For each image, it reads the image file and plots it along with its actual `labels`. If the `pred_labels` are provided, it will call the **draw_predicted_text** method above to visualize the comparison between actual and predicted labels.

This method also supports adding a legend and annotations if `legend_loc`, `annotate_loc` and `pred_labels` are available, explaining the meaning of different colors used in the visualization (e.g., green for full matches, red for wrong predictions) and listing the model predictions.

### 2️⃣ *function* **`plot_training_results`** (*history, save_name, figsize=(16, 14), subplot_size=(2, 2)*) [🔝](#iv-tfseqrecvisualizer-):

> This function generates plots for losses and metrics of training and validation from a model's training history. It visualizes the performance of the model over epochs and saves the plot as an image.

- `history` (*dict*): A dictionary containing the training history from `model.fit()`. Keys should be metric names (e.g., 'loss', 'accuracy'), and their values should be lists of metric values over epochs. Keys prefixed with `val_` represent validation metrics.
- `save_name` (*str*): The name of the file to save the plot.
- `figsize` (*tuple*): The size of the figure.
- `subplot_size` (*tuple*): The layout of subplots in terms of rows and columns.

## V. tfseqrec.utils [🔝](#key-features-and-functionalities)

### 1️⃣ *function* **`ctc_decode`** (*predictions, max_length*) -> **tf.Tensor** [🔝](#v-tfseqrecutils-):

> It uses TensorFlow's built-in [ctc_decode](https://www.tensorflow.org/api_docs/python/tf/keras/backend/ctc_decode) function to decode predictions from a model that has been trained using the [Connectionist Temporal Classification](https://distill.pub/2017/ctc) (CTC) loss function.

- `predictions` (*tf.Tensor*): The prediction probabilities from the model, typically of shape `(batch_size, time_steps, num_classes)`.
- `max_length` (*int*): The maximum length of the decoded sequences.

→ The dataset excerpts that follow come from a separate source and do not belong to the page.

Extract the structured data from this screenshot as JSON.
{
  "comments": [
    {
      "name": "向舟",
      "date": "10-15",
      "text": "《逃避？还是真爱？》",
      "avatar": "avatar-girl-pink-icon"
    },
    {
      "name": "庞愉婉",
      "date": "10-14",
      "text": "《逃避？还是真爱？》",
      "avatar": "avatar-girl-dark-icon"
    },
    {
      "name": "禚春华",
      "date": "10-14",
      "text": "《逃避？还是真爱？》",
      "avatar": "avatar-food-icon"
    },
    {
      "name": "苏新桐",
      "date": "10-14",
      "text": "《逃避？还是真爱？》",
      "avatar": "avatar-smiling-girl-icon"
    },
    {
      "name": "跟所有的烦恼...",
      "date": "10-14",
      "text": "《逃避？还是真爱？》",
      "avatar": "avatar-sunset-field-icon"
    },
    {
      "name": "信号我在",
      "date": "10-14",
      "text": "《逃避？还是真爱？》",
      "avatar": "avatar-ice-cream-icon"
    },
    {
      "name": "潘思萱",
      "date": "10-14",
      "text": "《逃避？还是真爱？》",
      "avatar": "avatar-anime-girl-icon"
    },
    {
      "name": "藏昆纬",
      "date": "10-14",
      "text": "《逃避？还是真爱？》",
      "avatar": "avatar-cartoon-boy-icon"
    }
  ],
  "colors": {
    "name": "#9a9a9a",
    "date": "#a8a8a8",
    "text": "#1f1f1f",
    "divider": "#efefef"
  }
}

***return***: A tensor containing the decoded sequences with shape `(batch_size, max_length)`, where the `[UNK]` token is treated the same as the blank label and is replaced by **-1**.

### 2️⃣ *function* **`tokens2sparse`** (*batch_tokens*) -> **tf.SparseTensor** [🔝](#v-tfseqrecutils-):

> Convert a dense batch of token sequences into a sparse tensor format, ignoring padding tokens & blank labels.

- `batch_tokens` (*tf.Tensor*): A tensor of token sequences with shape `(batch_size, sequence_length)`. **0** tokens represent padding (`[PAD]`), and **-1** tokens represent blank labels.

***return***: A sparse representation of the input token sequences.

### 3️⃣ *function* **`sparse2dense`** (*tensor, shape*) -> **tf.Tensor** [🔝](#v-tfseqrecutils-):

> Convert a sparse tensor back into a dense tensor format with a specified shape.

**Parameters**:
- `tensor` (*tf.SparseTensor*): The input sparse tensor to be converted.
- `shape` (*tuple* or *list*): The desired shape for the output dense tensor.

***return***: The dense representation of the input sparse tensor, with shape specified by the `shape` parameter and missing entries filled with `-1`.